09/19/2011 12:54 pm ET | Updated Nov 19, 2011

Jane Austen Takes No Prisoners

It wasn't until I recently blogged about loving Jane Austen as a satirist that someone turned me on to Robert Rodi's hilarious blog "Bitch in a Bonnet."

Rodi's title is a tribute. He's angry that the Austen craze has defanged a novelist who's "wicked, arch, and utterly merciless. She skewers the pompous, the pious, and the libidinous with the animal glee of a natural-born sadist."

Satire really turned me on in college. Samuel Butler's The Way of all Flesh offered one of the cruelest (and quietest) put-downs I'd ever read: "If it was not such an awful thing to say of anyone, I should say that she meant well." I found lines and characters like that everywhere in my favorite authors: Fielding and Sterne, Wharton and James, Fitzgerald and Lawrence Durrell.

Austen was a special favorite because she excelled at wielding the skewer. Lady Catherine de Bourgh is an obvious example in Pride and Prejudice (and she was fun to work with in my Austen mash-up).
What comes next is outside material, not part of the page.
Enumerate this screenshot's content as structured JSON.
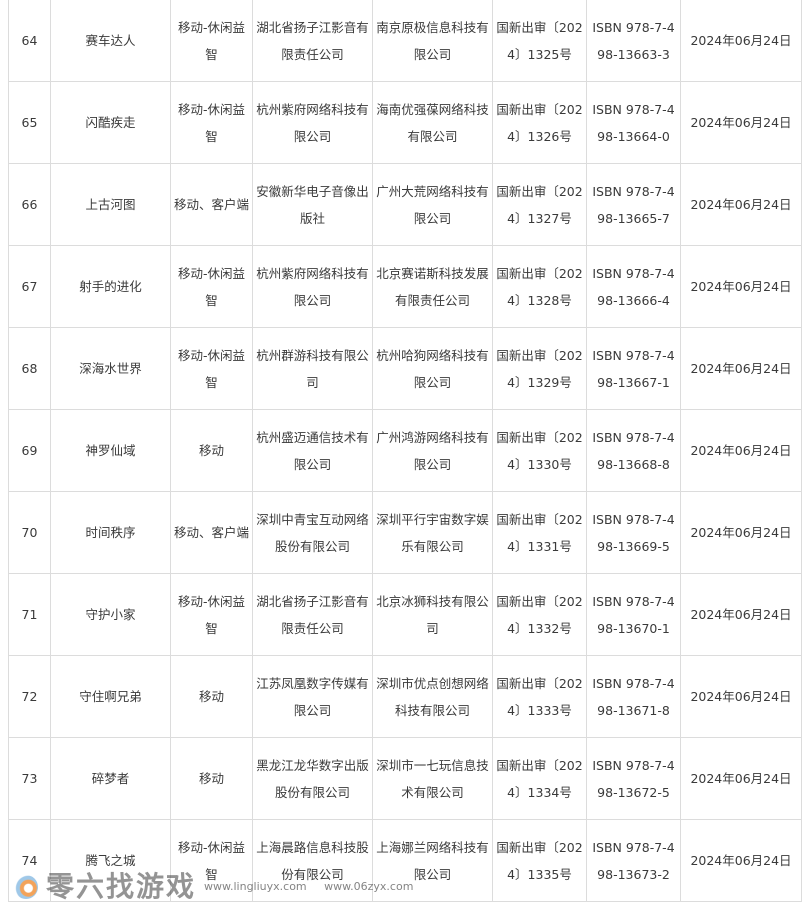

But the book holds worse.

Lizzie's mother is a woman whose moods, narcissism, and hysterics dominate the Bennet household as if she were an alcoholic in a co-dependent family. And though her husband's genial enough on the surface, he's more destructive, insulting his own children as casually as he'd flip the page of a book. Retreating into his library lays the foundation for a good deal of the chaos that disrupts the Bennet household.

Austen makes it very plain that he's turned his back on his family and abandoned his responsibility as a father. Mr. Bennet may be fond of Lizzie, but he's blind to her common sense and totally unwilling to heed her impassioned plea for his intervention:

"I must speak plainly. If you, my dear father, will not take the trouble of checking [Lydia's] exuberant spirits, and of teaching her that her present pursuits are not to be the business of her life, she will soon be beyond the reach of amendment. Her character will be fixed, and she will, at sixteen, be the most determined flirt that ever made herself or her family ridiculous; a flirt, too, in the worst and meanest degree of flirtation; without any attraction beyond youth and a tolerable person; and, from the ignorance and emptiness of her mind, wholly unable to ward off any portion of that universal contempt which her rage for admiration will excite . . . Vain, ignorant, idle, and absolutely uncontrolled!"

All he can do is take Lizzie's hand "affectionately" and dismiss her concerns. It's a terrible scene. One of many, and more shocking to me than all the cartoonish zombies and vampires currently rampaging through Austen's novels.

Like Rodi, I believe Austen deserves to join the grand pantheon of gadflies: Voltaire and Swift, Twain and Mencken.